“Social workers need spaces to come back to that feel separate from practice – where you’ve got space to think about work you’ve done and analyse, make sense of it,” says Dharman Jeyasingham. “The offices we had before weren’t necessarily the best for that, but the change has been towards places [even] less good for those purposes.”
It’s a refrain many will have heard before. Back in 2012, Community Care reported that nine in 10 social workers believe modern hotdesking-style arrangements are detrimental to morale. Recently published PhD research based on fieldwork carried out by Jeyasingham during 2010 and 2011 documents familiar dissatisfaction from staff operating flexible working practices – around space restrictions, dislocation from teams and reduced opportunities for reflection.

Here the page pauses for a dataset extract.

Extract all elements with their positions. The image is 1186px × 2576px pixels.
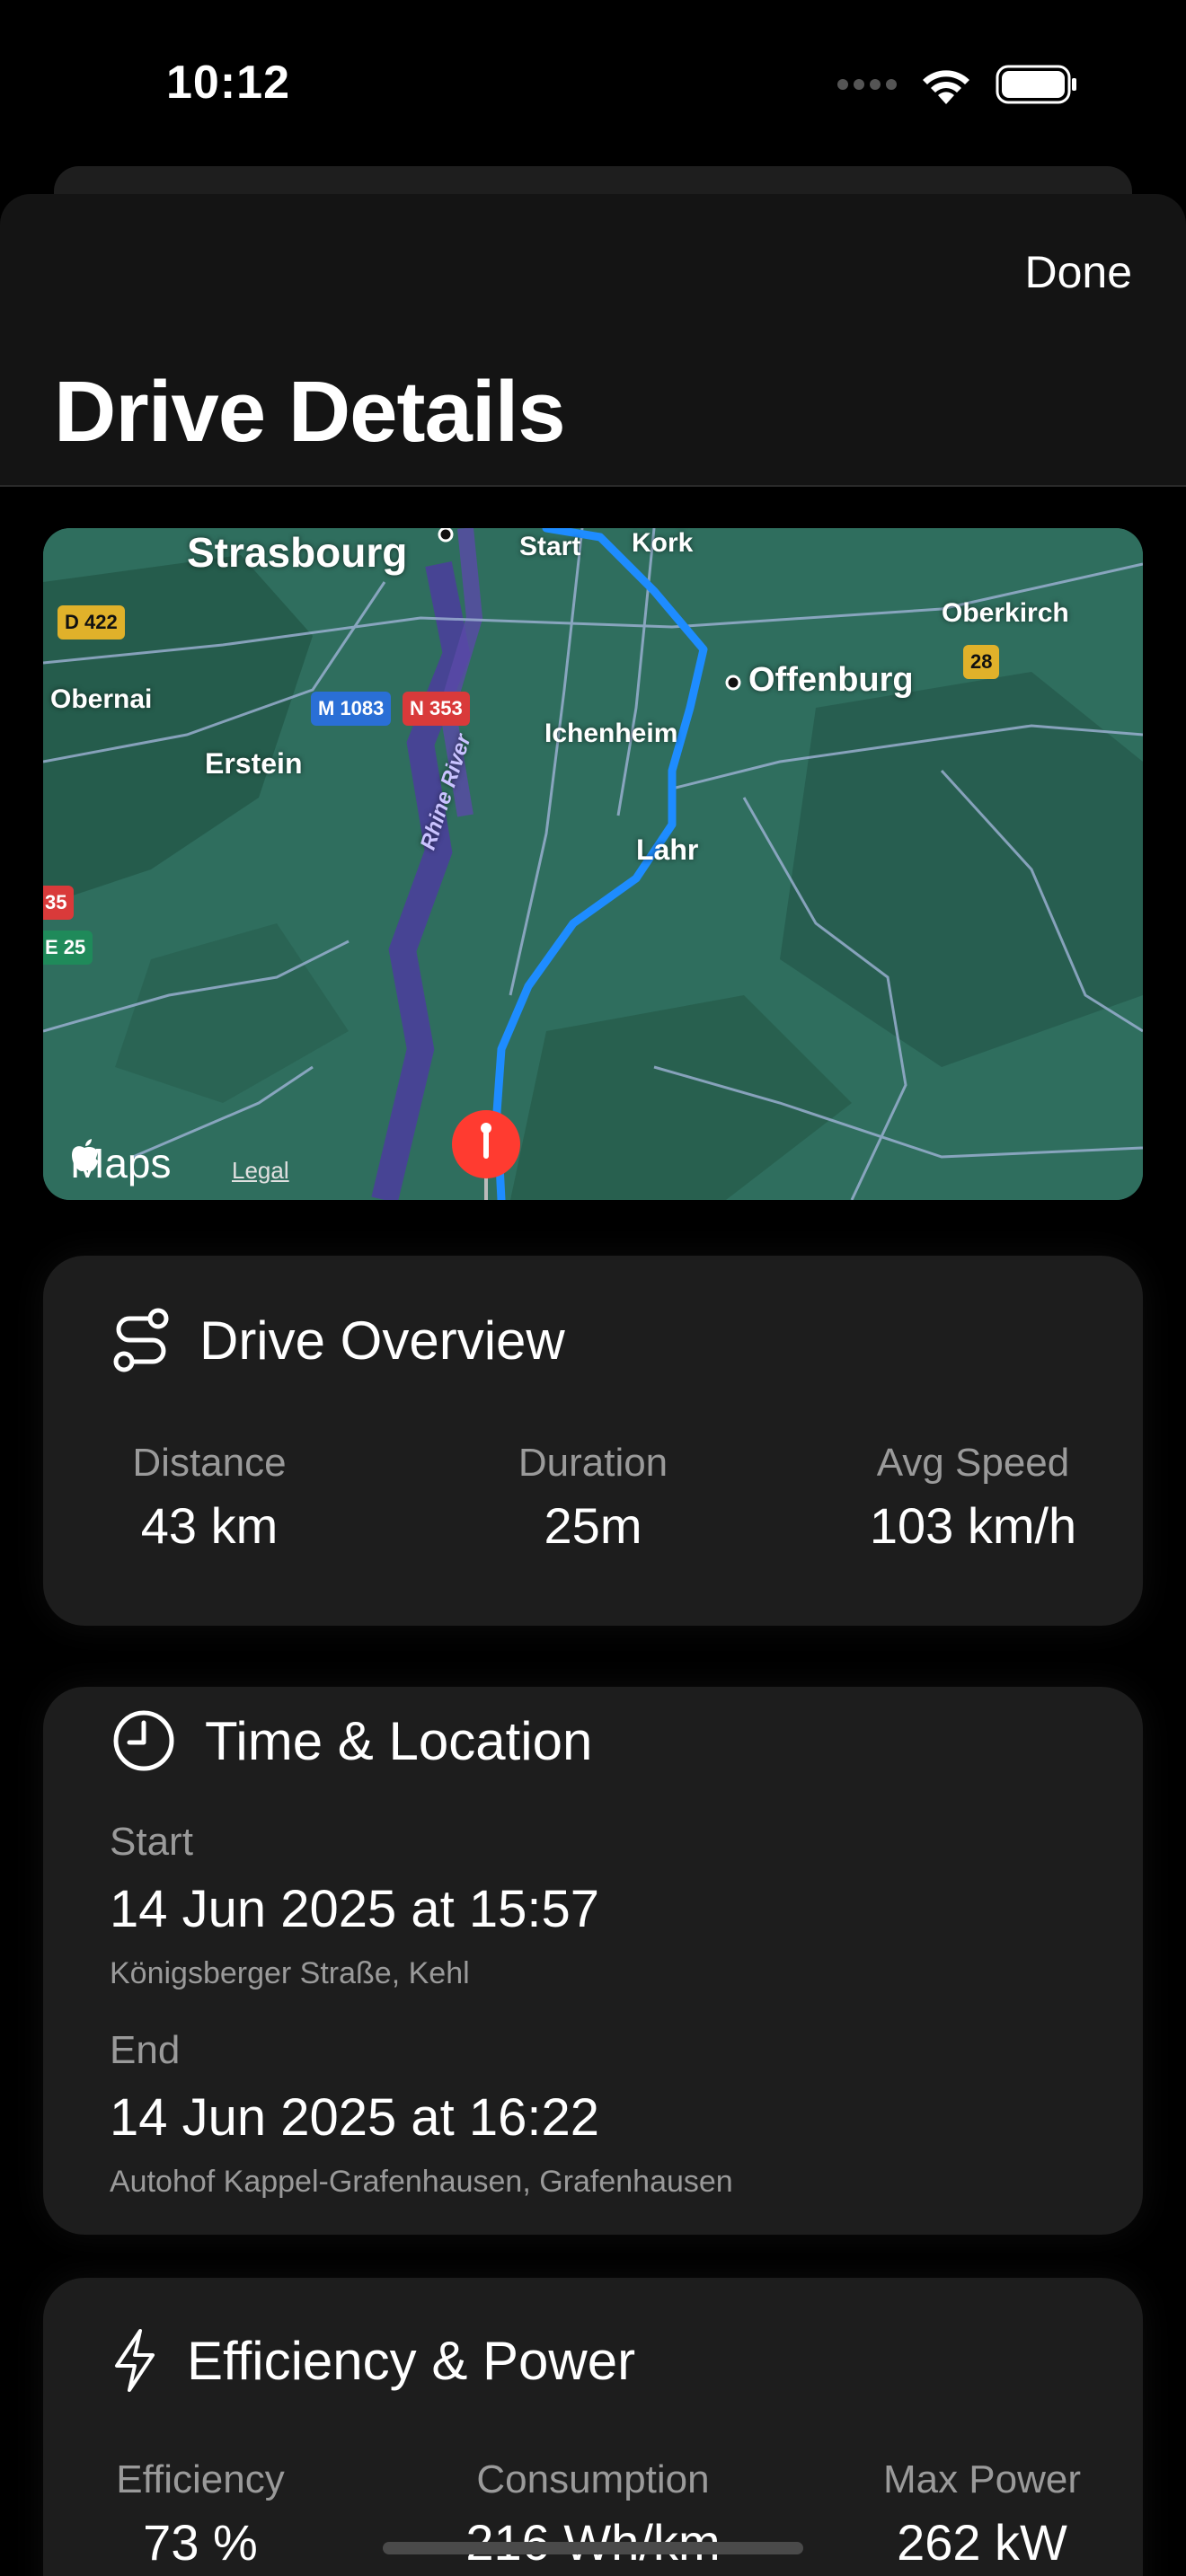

But Jeyasingham, a former social worker in a local authority children and families team and subsequently in the voluntary sector, wasn’t only looking at the shortcomings of hotdesking. His study examines how children’s social workers in two offices – an old-fashioned 1970s building and, primarily, Forest House*, a modern office block designed for ‘agile’ working – experience and understand their working environments. The findings show how engrained organisational culture can stand in the way of well-intentioned efforts to change things for the better.
Theory vs practice
‘True’ agile working – in theory, anyway – would find the people in direct contact with service users making the decisions about how those services function day-to-day.
“That would be wonderful to have in social work,” says Jeyasingham. “Whatever methods you use need to be the right ones for the purpose of your mission – quite often that means working in innovative ways, maybe being based out with clients or from your own home, using new communication technologies if they mean you can work more flexibly.”
Unfortunately, Jeyasingham found, theories about how social workers would ideally spend their days – which had been enthusiastically embraced by Forest House’s planning team – don’t tend to stack up with the reality of their working lives.
“The biggest part of day is recording information, communicating with other professionals and colleagues, writing assessments and coming to conclusions,” he continues. “You need a different kind of space for that, and offices are really important.”
At Forest House, the ratio of council staff to desks was particularly high. This was exacerbated by another contradiction – between the idea that frontline staff would be able to work more from home, and management expectations around people showing up in order to demonstrate fulfilment of their duties.
Unfit for purpose
At times of day this meant Forest House – on the face of it, well designed – became a noisy, uncomfortable place, ill-suited to analytical work. Often surrounded by people from other teams, social workers would spend their office time on the phone or doing simple recording tasks – with other important work being carried out at home in team members’ ‘own’ time. Opportunities for peer support and informal supervision were lost, and people’s routines became anything but flexible.
“These findings mirror what we hear from members – that corporate hotdesking and agile working systems have often not taken the particular needs of social workers into account,” observes Unison’s Helga Pile.
“Where employers are completing workplace health checks with their social workers these issues are coming out high on the list,” she adds. “In line with the standards for employers of social workers this is an area that needs to be looked at and reconsidered so that practice conditions support and don’t obstruct social workers.”
The estates team at Forest House had thought they were doing just that by equipping the building with quiet ‘chill out’ areas, complete with beanbags. But social workers, accustomed to using desks (even ones they don’t like), rarely visited them.
Planners flagged up, reasonably, the absence of alternative suggestions in the report. Jeyasingham states that social workers “couldn’t tell me – they were able to say they preferred [their] old spaces but not what the ideal space would be”.
No time for nostalgia
Jeyasingham counsels against nostalgia for old-style offices, such as the one that formed the other portion of his study. Aside from often poor physical working conditions, he points to the prevalence of silo mentalities and difficulties of challenging colleagues’ practices in such places.
Instead, he says improving things in the future will depend on a couple of key factors. The first of these is social workers being more involved – and maybe more proactive – in thinking about what spaces they need to work in. The second, echoing Pile’s use of the term “practice conditions”, is there being more joined up thinking about how, not just where and when, social workers will be expected to carry out their jobs.
“It’s easy to think the solution’s [just] in the spaces – it’s not,” Jeyasingham says. “They’re important, but there’s lots of other things about organisational culture that lead to these problems. If things were different, those open offices might be great… but we’ve got the culture we’ve got.
“We don’t have the answers yet,” he concludes.